According to Deming and his 85/15 rule, 85% of the inefficiencies within an organization are due to flaws in the process while 15% of the inefficiencies were due to human error. It cannot be argued that human error is an inevitable fact. While no one in healthcare purposely errors, it becomes unavoidable in a complex system composed of numerous, multi-departmental, processes. Unfortunately, identifying the errors is easier than fixing them in such a complex system. Application of Lean Six Sigma to healthcare requires all departments of a healthcare organization to set standards that all must follow. All of the tools of Lean, combined with Six Sigma, aim at identifying aspects of the process that can be eliminated in order to gain efficiencies in process flow and eliminate error.

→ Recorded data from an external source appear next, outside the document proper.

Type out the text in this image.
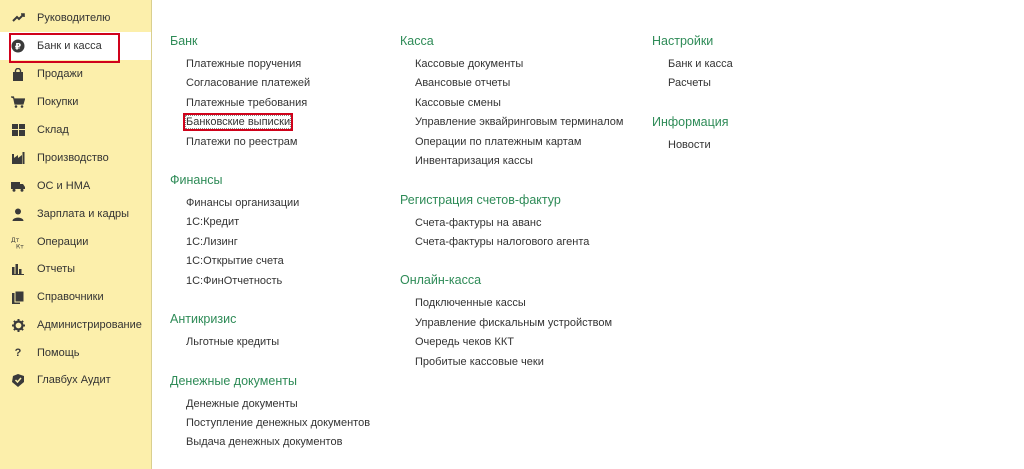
Руководителю
₽ Банк и касса
Продажи
Покупки
Склад
Производство
ОС и НМА
Зарплата и кадры
Дт
Кт Операции
Отчеты
Справочники
Администрирование
?	Помощь
Главбух Аудит
Банк
Платежные поручения
Согласование платежей
Платежные требования
Банковские выписки
Платежи по реестрам
Финансы
Финансы организации
1С:Кредит
1С:Лизинг
1С:Открытие счета
1С:ФинОтчетность
Антикризис
Льготные кредиты
Денежные документы
Денежные документы
Поступление денежных документов
Выдача денежных документов
Касса
Кассовые документы
Авансовые отчеты
Кассовые смены
Управление эквайринговым терминалом
Операции по платежным картам
Инвентаризация кассы
Регистрация счетов-фактур
Счета-фактуры на аванс
Счета-фактуры налогового агента
Онлайн-касса
Подключенные кассы
Управление фискальным устройством
Очередь чеков ККТ
Пробитые кассовые чеки
Настройки
Банк и касса
Расчеты
Информация
Новости
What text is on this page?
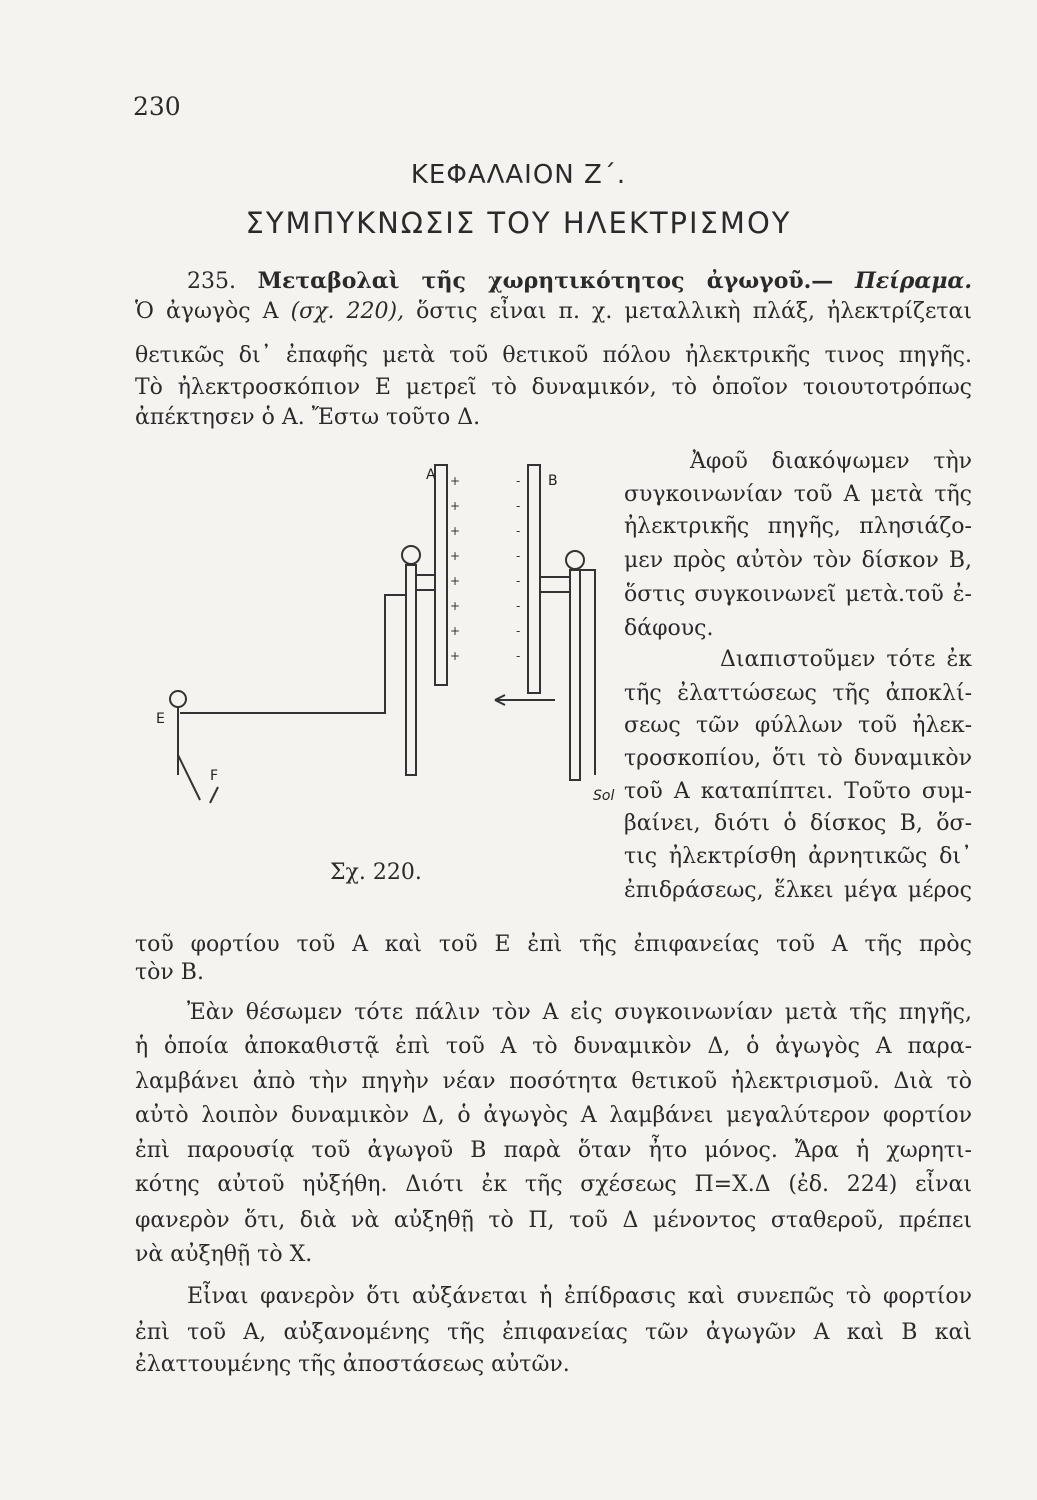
230
ΚΕΦΑΛΑΙΟΝ Ζ΄.
ΣΥΜΠΥΚΝΩΣΙΣ ΤΟΥ ΗΛΕΚΤΡΙΣΜΟΥ
235. Μεταβολαὶ τῆς χωρητικότητος ἀγωγοῦ.— Πείραμα.
Ὁ ἀγωγὸς Α (σχ. 220), ὅστις εἶναι π. χ. μεταλλικὴ πλάξ, ἠλεκτρίζεται
θετικῶς δι᾽ ἐπαφῆς μετὰ τοῦ θετικοῦ πόλου ἠλεκτρικῆς τινος πηγῆς.
Τὸ ἠλεκτροσκόπιον Ε μετρεῖ τὸ δυναμικόν, τὸ ὁποῖον τοιουτοτρόπως
ἀπέκτησεν ὁ Α. Ἔστω τοῦτο Δ.
+
+
+
+
+
+
+
+
-
-
-
-
-
-
-
-
A	B
E
F
Sol
Σχ. 220.
Ἀφοῦ διακόψωμεν τὴν
συγκοινωνίαν τοῦ Α μετὰ τῆς
ἠλεκτρικῆς πηγῆς, πλησιάζο-
μεν πρὸς αὐτὸν τὸν δίσκον Β,
ὅστις συγκοινωνεῖ μετὰ.τοῦ ἐ-
δάφους.
Διαπιστοῦμεν τότε ἐκ
τῆς ἐλαττώσεως τῆς ἀποκλί-
σεως τῶν φύλλων τοῦ ἠλεκ-
τροσκοπίου, ὅτι τὸ δυναμικὸν
τοῦ Α καταπίπτει. Τοῦτο συμ-
βαίνει, διότι ὁ δίσκος Β, ὅσ-
τις ἠλεκτρίσθη ἀρνητικῶς δι᾽
ἐπιδράσεως, ἕλκει μέγα μέρος
τοῦ φορτίου τοῦ Α καὶ τοῦ Ε ἐπὶ τῆς ἐπιφανείας τοῦ Α τῆς πρὸς
τὸν Β.
Ἐὰν θέσωμεν τότε πάλιν τὸν Α εἰς συγκοινωνίαν μετὰ τῆς πηγῆς,
ἡ ὁποία ἀποκαθιστᾷ ἐπὶ τοῦ Α τὸ δυναμικὸν Δ, ὁ ἀγωγὸς Α παρα-
λαμβάνει ἀπὸ τὴν πηγὴν νέαν ποσότητα θετικοῦ ἠλεκτρισμοῦ. Διὰ τὸ
αὐτὸ λοιπὸν δυναμικὸν Δ, ὁ ἀγωγὸς Α λαμβάνει μεγαλύτερον φορτίον
ἐπὶ παρουσίᾳ τοῦ ἀγωγοῦ Β παρὰ ὅταν ἦτο μόνος. Ἄρα ἡ χωρητι-
κότης αὐτοῦ ηὐξήθη. Διότι ἐκ τῆς σχέσεως Π=Χ.Δ (ἐδ. 224) εἶναι
φανερὸν ὅτι, διὰ νὰ αὐξηθῇ τὸ Π, τοῦ Δ μένοντος σταθεροῦ, πρέπει
νὰ αὐξηθῇ τὸ Χ.
Εἶναι φανερὸν ὅτι αὐξάνεται ἡ ἐπίδρασις καὶ συνεπῶς τὸ φορτίον
ἐπὶ τοῦ Α, αὐξανομένης τῆς ἐπιφανείας τῶν ἀγωγῶν Α καὶ Β καὶ
ἐλαττουμένης τῆς ἀποστάσεως αὐτῶν.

There is no cookbook for a successful Lean Six Sigma implementation because of the reality that each organization has its own unique products, processes, and people. However, there is no excuse for not using the tools that Lean and Six Sigma provide to solve a problem. These methodologies, while rooted in manufacturing, have no boundaries for what kind of organization they can be applied to. So long as an organization is compelled to identify an opportunity to eliminate waste and standardize their processes, the combination of Lean Six Sigma can be a powerful vehicle to drive an organization’s success.

Once these efficiencies have been achieved, processes will begin to move at the “speed of light,” and technology can then further enhance the delivery of care.